U.S. Middle East policy "is unnecessarily zero-sum," says Mead. Washington could "be more pro-Palestinian without being less pro-Israeli."

Taking the lead on negotiating compensation for evicted Palestinians and other issues "vital to the Palestinians would not bring quick progress toward peace in the region, nor would it undo overnight the consequences of decades of suspicion and resentment." But Mead says "it would help to reduce anti-Americanism in the Muslim world and beyond, as well as to advance the cause of peace."

THE INDEPENDENT

Political commentator Massoud Derhally looks at Israel's targeted assassination this weekend of Abd al-Aziz al-Rantisi, the Gaza Strip leader of Hamas -- which comes just weeks after the assassination of the group's founder, Sheikh Ahmad Yassin.

He calls the latest killing a "vindictive act that will not only fuel the cycle of violence, and increase the resentment of America in the Arab world, but most certainly lead to a proliferation of Osama bin Ladens."

Derhally says the "disinclination of the [U.S.] administration to condemn targeted assassinations" and its agreement to Israeli Prime Minister Ariel Sharon's "unilateral disengagement plan," announced this week, "sends a message: that the U.S. is not interested in a strong, viable and independent Palestinian state."

The current U.S. administration "alienates even its closest of friends in the Arab world," Derhally says. "It courts Israel with open arms while putting allies such as Jordan's King Abdullah in a truly precarious position."

And the Arab world "is disenchanted.

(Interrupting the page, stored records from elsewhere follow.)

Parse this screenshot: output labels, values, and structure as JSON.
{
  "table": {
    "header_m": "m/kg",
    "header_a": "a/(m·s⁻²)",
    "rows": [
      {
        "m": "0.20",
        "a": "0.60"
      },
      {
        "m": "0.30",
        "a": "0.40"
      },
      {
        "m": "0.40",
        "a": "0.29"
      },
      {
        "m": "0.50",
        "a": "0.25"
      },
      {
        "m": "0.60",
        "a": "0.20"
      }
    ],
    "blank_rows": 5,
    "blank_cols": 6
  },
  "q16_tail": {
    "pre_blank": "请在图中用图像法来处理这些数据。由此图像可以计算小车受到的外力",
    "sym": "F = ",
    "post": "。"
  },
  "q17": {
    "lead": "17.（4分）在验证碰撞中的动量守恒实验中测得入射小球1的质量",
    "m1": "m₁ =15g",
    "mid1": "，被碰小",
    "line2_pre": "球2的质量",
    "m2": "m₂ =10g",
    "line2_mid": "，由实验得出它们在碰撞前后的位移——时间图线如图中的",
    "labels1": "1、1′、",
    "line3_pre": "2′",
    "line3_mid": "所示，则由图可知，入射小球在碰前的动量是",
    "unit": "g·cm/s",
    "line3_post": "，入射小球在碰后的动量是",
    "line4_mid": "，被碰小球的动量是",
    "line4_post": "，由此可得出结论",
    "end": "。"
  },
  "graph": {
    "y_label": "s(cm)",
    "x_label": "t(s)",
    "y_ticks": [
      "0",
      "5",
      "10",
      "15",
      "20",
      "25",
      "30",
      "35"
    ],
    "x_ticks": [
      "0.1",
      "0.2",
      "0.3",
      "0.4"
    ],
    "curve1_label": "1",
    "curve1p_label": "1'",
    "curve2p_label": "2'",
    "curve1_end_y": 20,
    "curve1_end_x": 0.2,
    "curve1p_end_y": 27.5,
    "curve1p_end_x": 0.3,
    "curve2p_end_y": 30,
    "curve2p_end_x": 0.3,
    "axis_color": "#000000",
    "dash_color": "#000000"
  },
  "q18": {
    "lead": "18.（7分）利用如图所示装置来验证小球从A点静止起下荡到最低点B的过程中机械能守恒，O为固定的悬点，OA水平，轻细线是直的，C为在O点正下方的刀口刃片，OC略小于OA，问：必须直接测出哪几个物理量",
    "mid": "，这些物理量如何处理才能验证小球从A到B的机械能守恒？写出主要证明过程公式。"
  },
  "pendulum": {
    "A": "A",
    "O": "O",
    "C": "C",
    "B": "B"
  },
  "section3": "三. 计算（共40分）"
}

It sees nothing but unfulfilled U.S. promises, a Bush administration that is disconnected from the realities on the ground, and an intransigent Israel." The United States has taken part only "haphazardly" in the Israeli-Palestinian peace process. The "road map" was its latest half-hearted attempt to find a solution, but Washington "never followed up on its implementation." Today, the plan "is for all intents and purposes dead."

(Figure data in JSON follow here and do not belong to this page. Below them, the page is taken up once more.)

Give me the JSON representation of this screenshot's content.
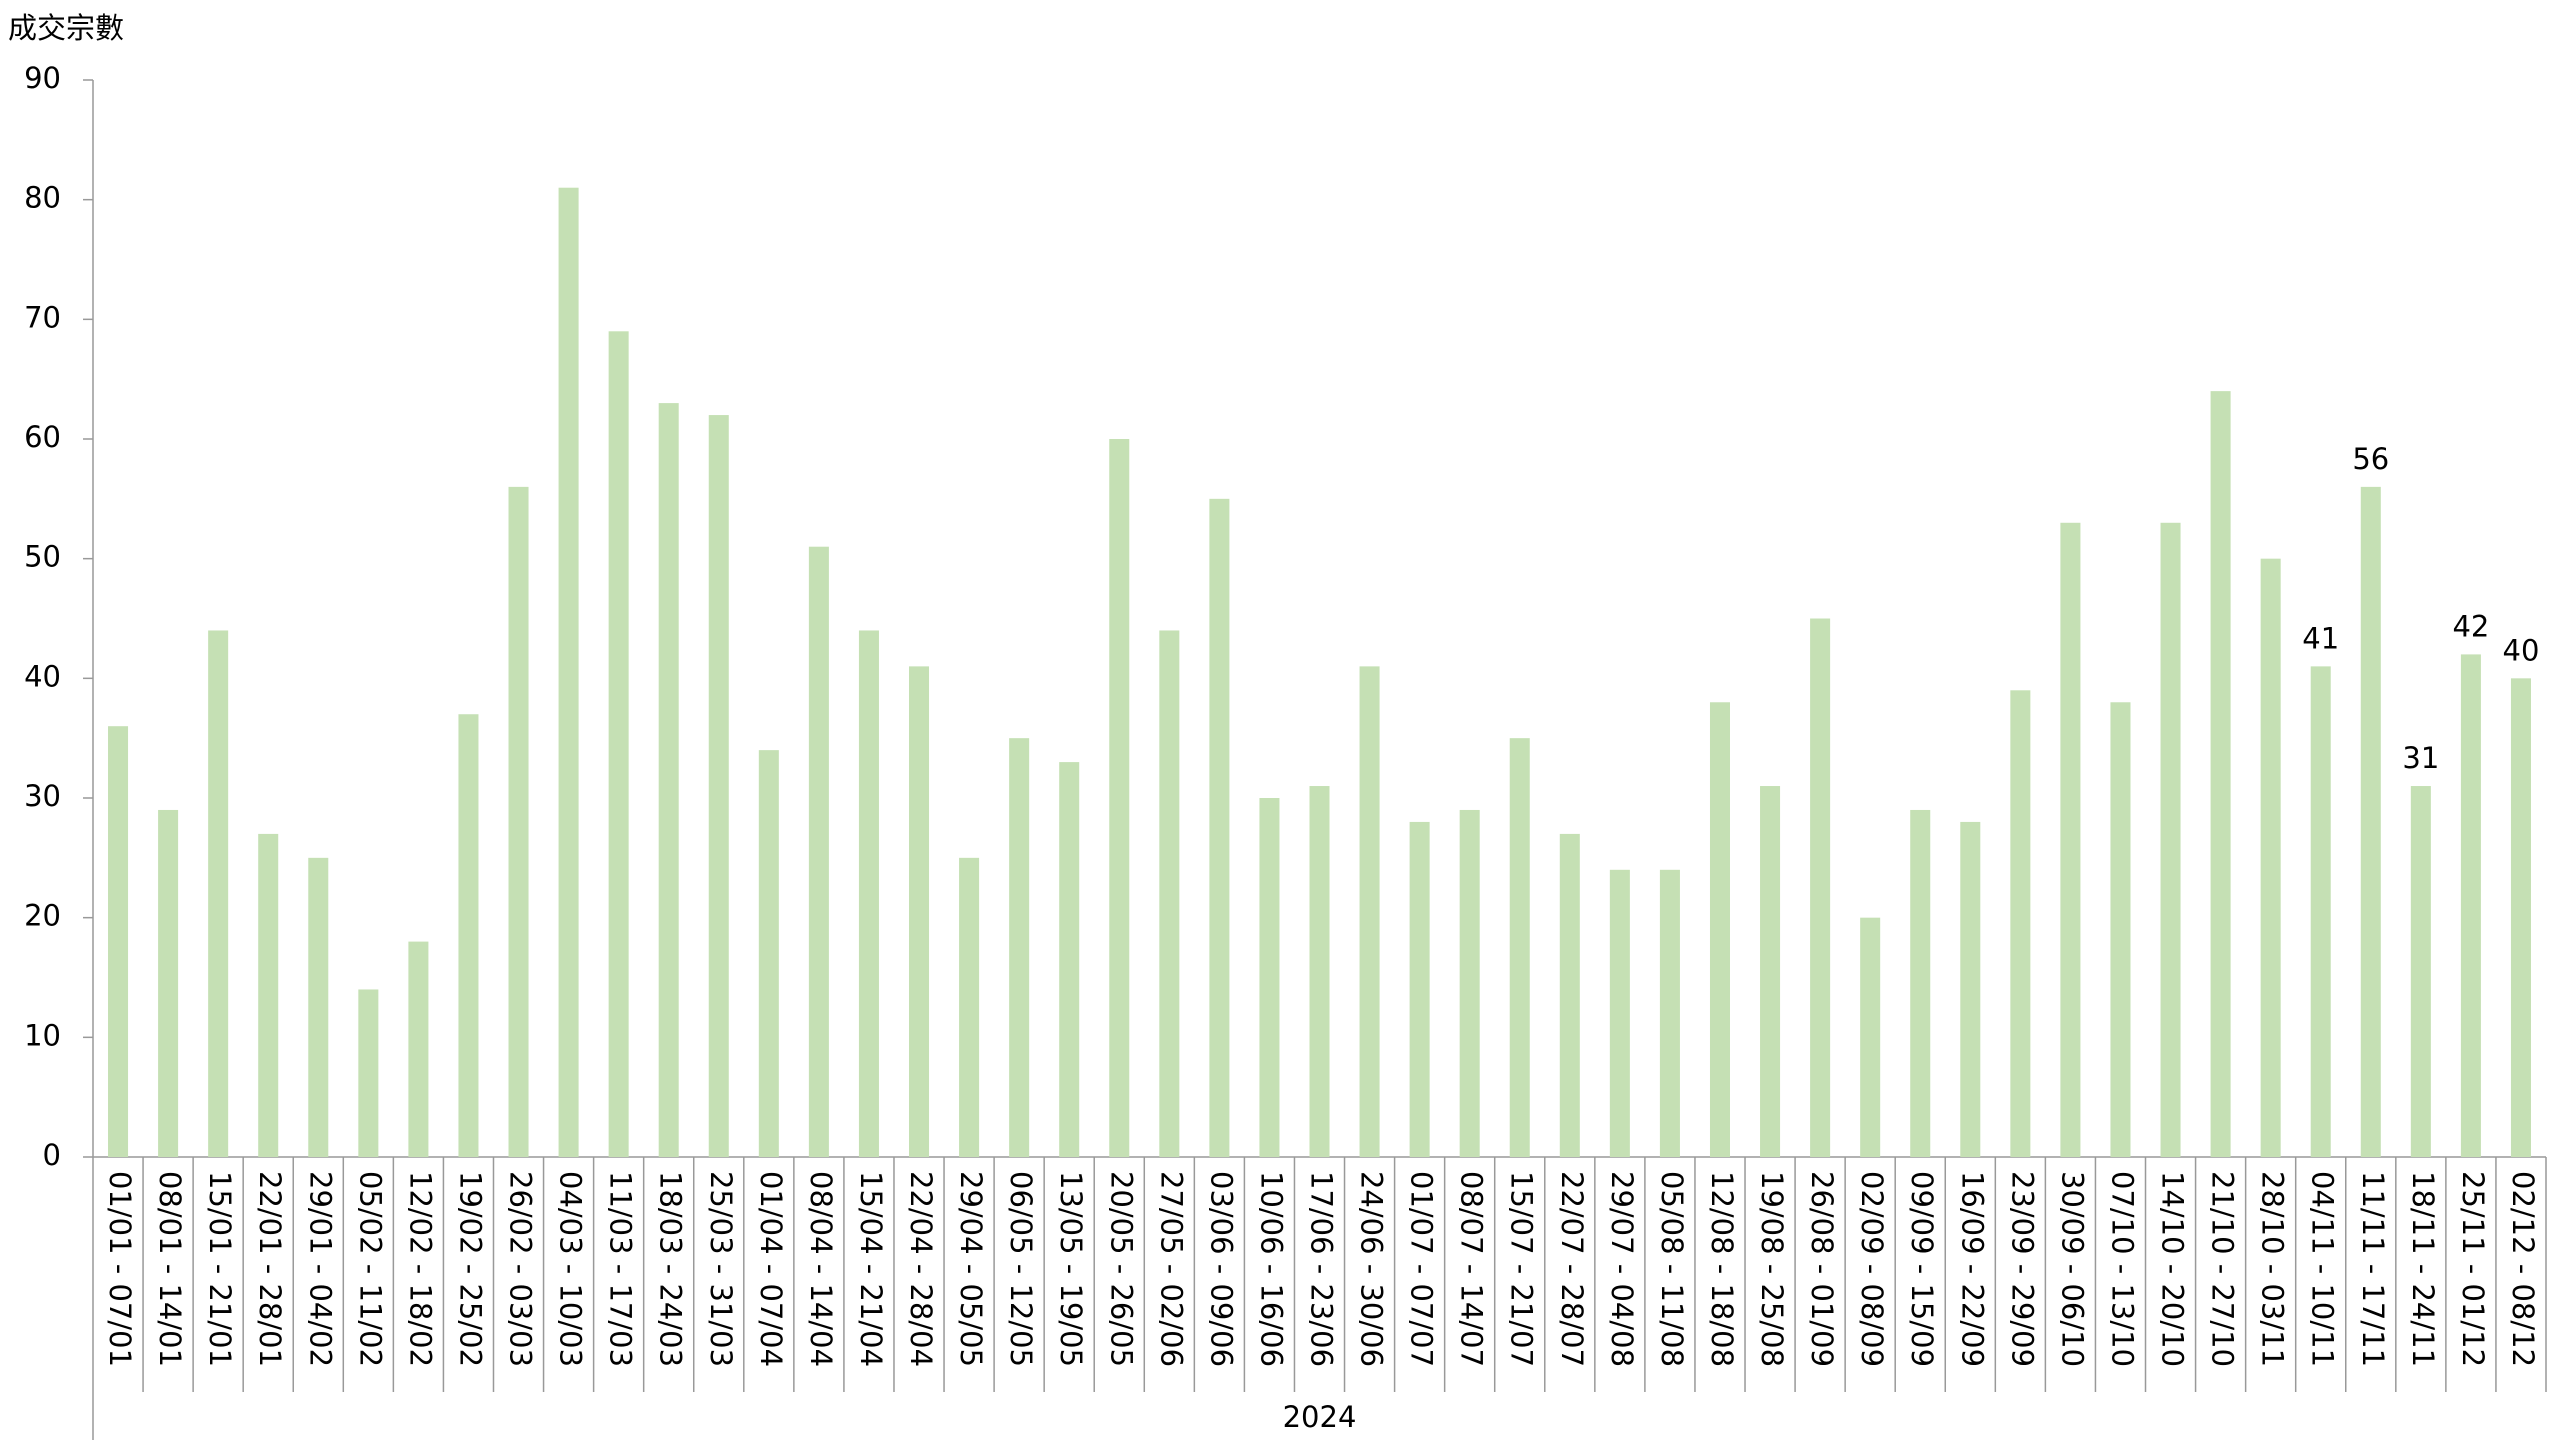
{
  "chart_data": {
    "type": "bar",
    "y_axis_label": "成交宗數",
    "group_label": "2024",
    "categories": [
      "01/01 - 07/01",
      "08/01 - 14/01",
      "15/01 - 21/01",
      "22/01 - 28/01",
      "29/01 - 04/02",
      "05/02 - 11/02",
      "12/02 - 18/02",
      "19/02 - 25/02",
      "26/02 - 03/03",
      "04/03 - 10/03",
      "11/03 - 17/03",
      "18/03 - 24/03",
      "25/03 - 31/03",
      "01/04 - 07/04",
      "08/04 - 14/04",
      "15/04 - 21/04",
      "22/04 - 28/04",
      "29/04 - 05/05",
      "06/05 - 12/05",
      "13/05 - 19/05",
      "20/05 - 26/05",
      "27/05 - 02/06",
      "03/06 - 09/06",
      "10/06 - 16/06",
      "17/06 - 23/06",
      "24/06 - 30/06",
      "01/07 - 07/07",
      "08/07 - 14/07",
      "15/07 - 21/07",
      "22/07 - 28/07",
      "29/07 - 04/08",
      "05/08 - 11/08",
      "12/08 - 18/08",
      "19/08 - 25/08",
      "26/08 - 01/09",
      "02/09 - 08/09",
      "09/09 - 15/09",
      "16/09 - 22/09",
      "23/09 - 29/09",
      "30/09 - 06/10",
      "07/10 - 13/10",
      "14/10 - 20/10",
      "21/10 - 27/10",
      "28/10 - 03/11",
      "04/11 - 10/11",
      "11/11 - 17/11",
      "18/11 - 24/11",
      "25/11 - 01/12",
      "02/12 - 08/12"
    ],
    "values": [
      36,
      29,
      44,
      27,
      25,
      14,
      18,
      37,
      56,
      81,
      69,
      63,
      62,
      34,
      51,
      44,
      41,
      25,
      35,
      33,
      60,
      44,
      55,
      30,
      31,
      41,
      28,
      29,
      35,
      27,
      24,
      24,
      38,
      31,
      45,
      20,
      29,
      28,
      39,
      53,
      38,
      53,
      64,
      50,
      41,
      56,
      31,
      42,
      40
    ],
    "show_label": [
      false,
      false,
      false,
      false,
      false,
      false,
      false,
      false,
      false,
      false,
      false,
      false,
      false,
      false,
      false,
      false,
      false,
      false,
      false,
      false,
      false,
      false,
      false,
      false,
      false,
      false,
      false,
      false,
      false,
      false,
      false,
      false,
      false,
      false,
      false,
      false,
      false,
      false,
      false,
      false,
      false,
      false,
      false,
      false,
      true,
      true,
      true,
      true,
      true
    ],
    "color": "#c5e0b4",
    "ylim": [
      0,
      90
    ],
    "yticks": [
      0,
      10,
      20,
      30,
      40,
      50,
      60,
      70,
      80,
      90
    ],
    "grid": false
  }
}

Derhally says, if Israel "is to make peace with its neighbors, it must view Palestinians as equal partners, as human beings who have also suffered unjustly. [An] Israeli withdrawal to the pre-1967 borders, after decades of Palestinian humiliation, collective punishment and near enslavement of a nation, is the least Israel can offer the Palestinians."

LE MONDE

Justin Vaisse, a historian specializing in U.S. affairs at the Institute of Political Studies in Paris, looks at some of the similarities and differences between military operations in Iraq and the war in Vietnam. From 5-11 April 1968, 356 U.S. soldiers were killed in Vietnam, compared to the 65 dead in Iraq for the same week of 2004. February 1968 saw 80 U.S. soldiers killed per day, compared with an average of between one and eight over the past year in Iraq. Thus the United States is far from being mired in a Vietnam-like quagmire, says Vaisse.

But in spite of the many and obvious differences, there are striking similarities between the two conflicts, including the unilateral U.S. decision to launch hostilities and the widespread objections of foreign publics. Even the exaggeration of the pretexts for war can be compared, as the Gulf of Tonkin incident that allegedly precipitated the U.S. decision to go to war in Vietnam was "undoubtedly" overstated, just as were the capabilities of Iraq's weapons systems.

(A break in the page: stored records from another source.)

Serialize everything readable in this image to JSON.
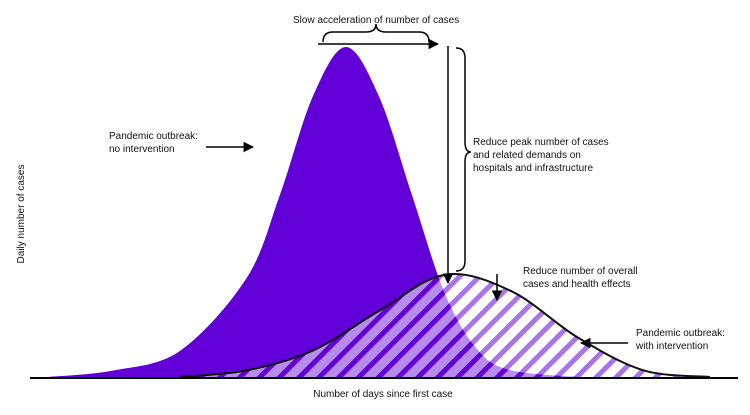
{
  "colors": {
    "no_intervention_fill": "#6200d8",
    "hatch": "#6200d8",
    "hatch_background": "#ffffff",
    "with_intervention_line": "#111111",
    "axis": "#000000",
    "annotation_arrow": "#000000",
    "text": "#111111"
  },
  "chart_data": {
    "type": "area",
    "title": "",
    "xlabel": "Number of days since first case",
    "ylabel": "Daily number of cases",
    "axis_ticks": false,
    "grid": false,
    "legend": "none",
    "values_relative": true,
    "ylim": [
      0,
      1
    ],
    "series": [
      {
        "label_text": "Pandemic outbreak:\nno intervention",
        "fill": "solid",
        "x": [
          0,
          10,
          20,
          30,
          35,
          40,
          45,
          50,
          55,
          60,
          65,
          70,
          80
        ],
        "y": [
          0.0,
          0.02,
          0.08,
          0.3,
          0.55,
          0.85,
          1.0,
          0.85,
          0.55,
          0.25,
          0.08,
          0.02,
          0.0
        ]
      },
      {
        "label_text": "Pandemic outbreak:\nwith intervention",
        "fill": "hatched",
        "x": [
          20,
          30,
          40,
          50,
          60,
          70,
          80,
          90,
          100
        ],
        "y": [
          0.0,
          0.02,
          0.08,
          0.2,
          0.31,
          0.26,
          0.12,
          0.02,
          0.0
        ]
      }
    ],
    "annotations": [
      {
        "id": "slow",
        "text": "Slow acceleration of number of cases"
      },
      {
        "id": "peak",
        "text": "Reduce peak number of cases\nand related demands on\nhospitals and infrastructure"
      },
      {
        "id": "overall",
        "text": "Reduce number of overall\ncases and health effects"
      }
    ]
  }
}
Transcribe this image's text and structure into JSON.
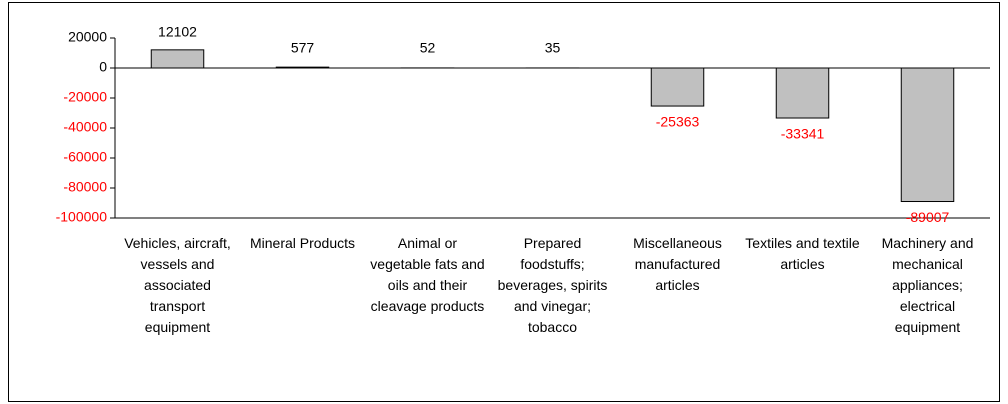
{
  "chart_data": {
    "type": "bar",
    "categories": [
      "Vehicles, aircraft, vessels and associated transport equipment",
      "Mineral Products",
      "Animal or vegetable fats and oils and their cleavage products",
      "Prepared foodstuffs; beverages, spirits and vinegar; tobacco",
      "Miscellaneous manufactured articles",
      "Textiles and textile articles",
      "Machinery and mechanical appliances; electrical equipment"
    ],
    "values": [
      12102,
      577,
      52,
      35,
      -25363,
      -33341,
      -89007
    ],
    "color": "#c0c0c0",
    "negative_label_color": "#ff0000",
    "ylim": [
      -100000,
      20000
    ],
    "yticks": [
      -100000,
      -80000,
      -60000,
      -40000,
      -20000,
      0,
      20000
    ]
  }
}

And Vaisse says the "domino" theory used to justify the war in Vietnam -- which warned that if one country in Southeast Asia fell to communism others would soon follow –- can be likened to the U.S. administration's insistence today that democracy in Iraq will begin "a wave of freedom" that will spread throughout the region.

"More disconcerting still is the cocktail of optimism, good intentions and ethnocentric blindness" that seems to unite the two military interventions, he says. But the chaos that U.S. forces are now confronting leaves the optimistic American creed deeply shaken.